Pour appuyer la participation des Autochtones aux processus d'évaluation environnementale et de consultation, de l'aide financière sera rendue disponible dans le cadre du Programme d'aide financière aux participants de l'Agence.
Au terme d'une évaluation environnementale, le ministre le l'Environnement détermine si le projet est susceptible de causer des effets environnementaux négatifs importants, compte tenu des mesures d'atténuation établies au cours de l'évaluation environnementale. S'il s'avère qu'un projet est susceptible de causer des effets environnementaux négatifs importants, le Cabinet fédéral décide si ces effets sont justifiés dans les circonstances. Une déclaration est alors émise dans laquelle sont énoncées la décision et les conditions connexes que le promoteur est tenu de respecter.
Le non-respect des conditions établies dans une déclaration de décision constitue une violation de la LCEE 2012. Des agents d'exécution veilleront à cette conformité, et le ministre peut aussi demander une injonction pour mettre fin aux activités qui violent la LCEE 2012 ou pour prévenir de telles violations. Le non-respect de la LCEE 2012 peut donner lieu à des amendes allant de 100 000 $ à 400 000 $.
Les programmes de suivi sont obligatoires après toutes les évaluations environnementales. Ces programmes visent à permettre de vérifier l'exactitude des prévisions concernant les effets environnementaux potentiels et de déterminer si les mesures d'atténuation donnent les résultats escomptés.
Le ministre de l'Environnement a le pouvoir d'établir un comité chargé de mener des études régionales - une évaluation environnementale régionale - pour les régions qui sont entièrement sur le territoire domanial. Le ministre peut également établir un comité conjointement avec une autre instance ou plusieurs instances pour mener une étude régionale pour les régions situées en dehors du territoire domanial.
Dans le cas des projets sur le territoire domanial qui ne sont pas des projets désignés, la LCEE 2012 exige que les autorités fédérales déterminent si un projet est susceptible de causer des effets environnementaux négatifs importants avant de prendre toute décision qui permettrait la mise en œuvre d'un tel projet. Les autorités fédérales rendront compte chaque année au Parlement à propos des mesures qu'elles auront prises pour s'acquitter de cette obligation. Les projets réalisés à l'étranger dont le gouvernement du Canada est le promoteur ou pour lesquels une aide financière fédérale est accordée sont assujettis à la cette même norme.
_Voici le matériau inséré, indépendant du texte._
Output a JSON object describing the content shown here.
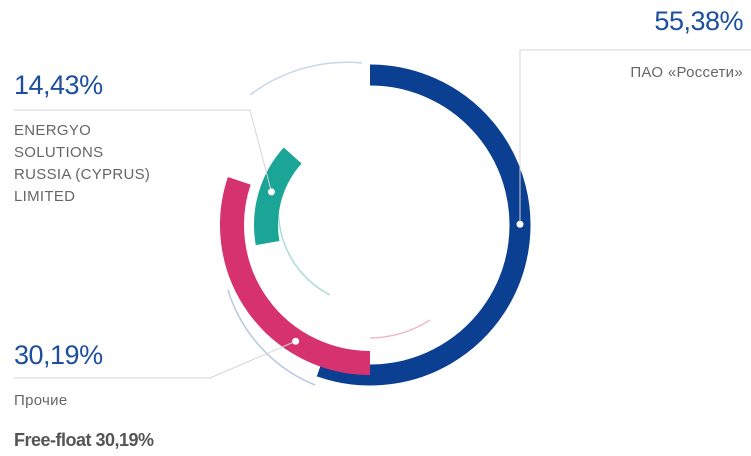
{
  "chart_data": {
    "type": "pie",
    "categories": [
      "ПАО «Россети»",
      "ENERGYO\nSOLUTIONS\nRUSSIA (CYPRUS)\nLIMITED",
      "Прочие"
    ],
    "values": [
      55.38,
      14.43,
      30.19
    ],
    "value_labels": [
      "55,38%",
      "14,43%",
      "30,19%"
    ],
    "colors": [
      "#0b3f91",
      "#1aa596",
      "#d63270"
    ],
    "annotation": "Free-float 30,19%"
  }
}
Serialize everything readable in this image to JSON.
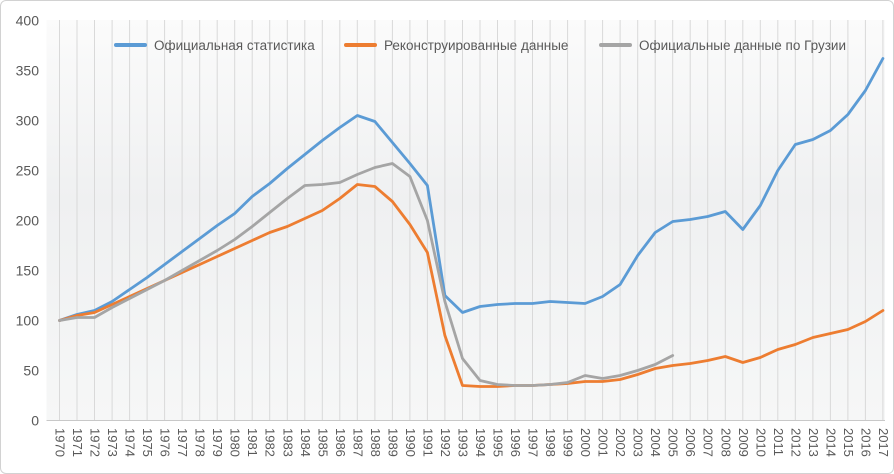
{
  "chart_data": {
    "type": "line",
    "title": "",
    "xlabel": "",
    "ylabel": "",
    "ylim": [
      0,
      400
    ],
    "y_ticks": [
      0,
      50,
      100,
      150,
      200,
      250,
      300,
      350,
      400
    ],
    "grid": "vertical",
    "legend_position": "top",
    "background": "#ffffff",
    "plot_bg_top": "#fbfbfb",
    "plot_bg_mid": "#eff0f1",
    "plot_bg_bottom": "#f6f7f7",
    "gridline_color": "#d9d9d9",
    "axis_line_color": "#c8c8c8",
    "tick_label_color": "#595959",
    "years": [
      1970,
      1971,
      1972,
      1973,
      1974,
      1975,
      1976,
      1977,
      1978,
      1979,
      1980,
      1981,
      1982,
      1983,
      1984,
      1985,
      1986,
      1987,
      1988,
      1989,
      1990,
      1991,
      1992,
      1993,
      1994,
      1995,
      1996,
      1997,
      1998,
      1999,
      2000,
      2001,
      2002,
      2003,
      2004,
      2005,
      2006,
      2007,
      2008,
      2009,
      2010,
      2011,
      2012,
      2013,
      2014,
      2015,
      2016,
      2017
    ],
    "series": [
      {
        "name": "Официальная статистика",
        "color": "#5b9bd5",
        "start_year": 1970,
        "values": [
          100,
          106,
          110,
          119,
          131,
          143,
          156,
          169,
          182,
          195,
          207,
          224,
          237,
          252,
          266,
          280,
          293,
          305,
          299,
          278,
          257,
          235,
          125,
          108,
          114,
          116,
          117,
          117,
          119,
          118,
          117,
          124,
          136,
          165,
          188,
          199,
          201,
          204,
          209,
          191,
          215,
          250,
          276,
          281,
          290,
          306,
          330,
          362
        ]
      },
      {
        "name": "Реконструированные данные",
        "color": "#ed7d31",
        "start_year": 1970,
        "values": [
          100,
          105,
          108,
          116,
          124,
          132,
          140,
          148,
          156,
          164,
          172,
          180,
          188,
          194,
          202,
          210,
          222,
          236,
          234,
          219,
          196,
          168,
          85,
          35,
          34,
          34,
          35,
          35,
          36,
          37,
          39,
          39,
          41,
          46,
          52,
          55,
          57,
          60,
          64,
          58,
          63,
          71,
          76,
          83,
          87,
          91,
          99,
          110
        ]
      },
      {
        "name": "Официальные данные по Грузии",
        "color": "#a5a5a5",
        "start_year": 1970,
        "values": [
          100,
          103,
          103,
          113,
          122,
          131,
          140,
          150,
          160,
          170,
          181,
          194,
          208,
          222,
          235,
          236,
          238,
          246,
          253,
          257,
          244,
          200,
          119,
          62,
          40,
          36,
          35,
          35,
          36,
          38,
          45,
          42,
          45,
          50,
          56,
          65
        ]
      }
    ]
  },
  "legend": {
    "item1": "Официальная статистика",
    "item2": "Реконструированные данные",
    "item3": "Официальные данные по Грузии"
  }
}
Les commissions d'examen mises en place sous le régime de la Loi canadienne sur l'évaluation environnementale antérieure (la Loi antérieure) poursuivront leur travail conformément aux nouvelles dispositions de la LCEE 2012.
Les études approfondies entreprises en vertu de la Loi antérieure se poursuivront conformément aux exigences de la Loi antérieure. Celles qui ont commencé après juillet 2010 devront aussi se conformer au Règlement établissant les échéanciers relatifs aux études approfondies (365 jours accordés au gouvernement entre l'affichage de l'avis de lancement et l'affichage du rapport d'étude approfondie pour consultation publique). Pour ce qui est des études approfondies qui ont commencé avant juillet 2010, le rapport d'étude approfondie devra être présenté au ministre de l'Environnement au plus tard six mois après la date de l'entrée en vigueur de la LCEE 2012.
Les évaluations de type examen préalable des projets désignés par le ministre devront être complétées en vertu de la Loi antérieure dans un délai de 365 jours à compter de l'entrée en vigueur de la LCEE 2012. Les évaluations de type examen préalable des projets non désignés ne seront plus nécessaires au moment de l'entrée en vigueur de la LCEE 2012.